Se uno riesce a costringere più di 90.000 persone in diretta su Facebook, per far pubblicità alla sua nuova linea di abbigliamento, vuol dire che è semplicemente un genio. Tutti attendevano di sapere dove diavolo giocasse nella prossima stagione e invece solo sorrisi, frasi ad effetto, supercazzole esilaranti. In primo piano, a Parigi, soltanto il suo brand extracalcistico. Si parla perlopiù di vestiti, mutande e altro ancora.
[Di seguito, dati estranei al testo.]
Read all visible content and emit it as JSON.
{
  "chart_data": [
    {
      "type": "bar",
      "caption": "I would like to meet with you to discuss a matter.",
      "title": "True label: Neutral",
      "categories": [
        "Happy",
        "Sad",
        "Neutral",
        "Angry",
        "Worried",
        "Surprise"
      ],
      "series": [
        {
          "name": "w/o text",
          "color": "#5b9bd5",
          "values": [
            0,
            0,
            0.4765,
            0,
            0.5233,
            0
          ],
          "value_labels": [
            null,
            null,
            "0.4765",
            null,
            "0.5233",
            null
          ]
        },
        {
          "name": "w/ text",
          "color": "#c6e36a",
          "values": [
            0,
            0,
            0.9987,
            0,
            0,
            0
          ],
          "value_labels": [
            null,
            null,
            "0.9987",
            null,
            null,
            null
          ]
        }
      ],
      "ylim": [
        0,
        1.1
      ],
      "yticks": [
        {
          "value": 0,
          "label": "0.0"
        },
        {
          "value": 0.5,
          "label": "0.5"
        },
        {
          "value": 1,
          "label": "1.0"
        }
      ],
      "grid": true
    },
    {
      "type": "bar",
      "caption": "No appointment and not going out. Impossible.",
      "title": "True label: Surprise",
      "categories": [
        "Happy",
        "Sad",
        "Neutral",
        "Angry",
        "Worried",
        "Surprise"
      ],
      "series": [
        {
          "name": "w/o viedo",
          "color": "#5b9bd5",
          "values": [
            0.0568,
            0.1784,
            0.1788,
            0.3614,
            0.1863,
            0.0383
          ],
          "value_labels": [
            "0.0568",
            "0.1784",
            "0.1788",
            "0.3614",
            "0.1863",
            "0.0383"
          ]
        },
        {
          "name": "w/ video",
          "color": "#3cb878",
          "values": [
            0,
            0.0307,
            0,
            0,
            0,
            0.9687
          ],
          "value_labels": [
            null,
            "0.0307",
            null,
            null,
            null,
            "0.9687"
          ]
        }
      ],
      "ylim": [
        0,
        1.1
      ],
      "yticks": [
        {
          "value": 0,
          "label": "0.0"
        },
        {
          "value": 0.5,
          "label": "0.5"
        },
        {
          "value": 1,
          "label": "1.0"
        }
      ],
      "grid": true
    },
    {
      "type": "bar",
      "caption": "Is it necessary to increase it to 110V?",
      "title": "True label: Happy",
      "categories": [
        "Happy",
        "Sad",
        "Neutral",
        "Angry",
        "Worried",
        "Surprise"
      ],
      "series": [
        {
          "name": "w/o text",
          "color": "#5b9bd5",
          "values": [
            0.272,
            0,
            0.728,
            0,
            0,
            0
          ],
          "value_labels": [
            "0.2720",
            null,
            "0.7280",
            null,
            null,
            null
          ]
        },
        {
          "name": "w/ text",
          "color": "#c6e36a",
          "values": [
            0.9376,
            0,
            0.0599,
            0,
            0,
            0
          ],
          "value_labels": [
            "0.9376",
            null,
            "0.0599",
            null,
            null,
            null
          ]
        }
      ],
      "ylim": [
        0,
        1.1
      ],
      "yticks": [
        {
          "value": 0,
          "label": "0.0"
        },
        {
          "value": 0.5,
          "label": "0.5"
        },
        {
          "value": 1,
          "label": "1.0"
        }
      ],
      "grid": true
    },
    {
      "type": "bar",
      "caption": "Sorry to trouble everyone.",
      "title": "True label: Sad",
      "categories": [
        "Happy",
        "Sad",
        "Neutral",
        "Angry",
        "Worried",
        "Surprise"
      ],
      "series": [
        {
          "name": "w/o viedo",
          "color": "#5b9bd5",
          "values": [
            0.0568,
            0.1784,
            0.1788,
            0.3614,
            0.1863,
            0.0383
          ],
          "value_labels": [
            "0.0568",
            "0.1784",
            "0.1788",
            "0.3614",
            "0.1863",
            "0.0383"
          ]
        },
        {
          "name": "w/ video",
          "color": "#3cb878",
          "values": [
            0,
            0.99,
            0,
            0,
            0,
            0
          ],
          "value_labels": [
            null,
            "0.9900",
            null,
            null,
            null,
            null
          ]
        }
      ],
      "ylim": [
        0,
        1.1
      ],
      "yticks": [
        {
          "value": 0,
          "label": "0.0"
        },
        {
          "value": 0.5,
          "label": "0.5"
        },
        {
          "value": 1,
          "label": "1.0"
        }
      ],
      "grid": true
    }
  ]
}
AZ, dall’Amatore a Zlatan (spiegata dallo stesso svedese), la sigla della sua azienda. Ibra si diverte a prendere in giro i tifosi di mezza Europa.

Ibrahimovic tra le righe ci ha detto qualcosa

Non svela nulla. Ammicca al Manchester United e a Mourinho, ma non dichiara un bel niente. Una finta colossale, social, indovinata. Un grande bluff in un resoconto dettagliato del suo business. Lo show crea aspettative e finisce dove vuole lui. Tra chi lo ama e lo detesta, un mare di tweets e di likes a corredare un pomeriggio interessante, inedito, poco noioso. Ibra non ci ha detto dove giocherà, ma ci ha confermato la sua genialità. Per un giorno, Re del marketing al livello, se non più bravo, di uno scafato dirigente d’azienda. Al di là delle simpatie e delle antipatie, Ibra fa notizia senza darla. Un vero fenomeno mediatico: è lui il Man of the Day. Parla di Ali, “Il migliore, il più grande”, dice che da quando è andato via a Parigi non smette più di piovere, perché  la città è triste per il suo addio e ora che è tornato splende il sole, afferma che “i secondi sono i primi degli ultimi e non sono il mio target”. Insomma, il solito incorreggibile spaccone, che però non smentisce una possibilità: “Dove andrò? Ve lo dirò quando finiranno le storie che mi riguardano. Non posso confermare nulla sul Manchester United”. Ibra, televendita social a parte, qualcosa ce l’ha detta.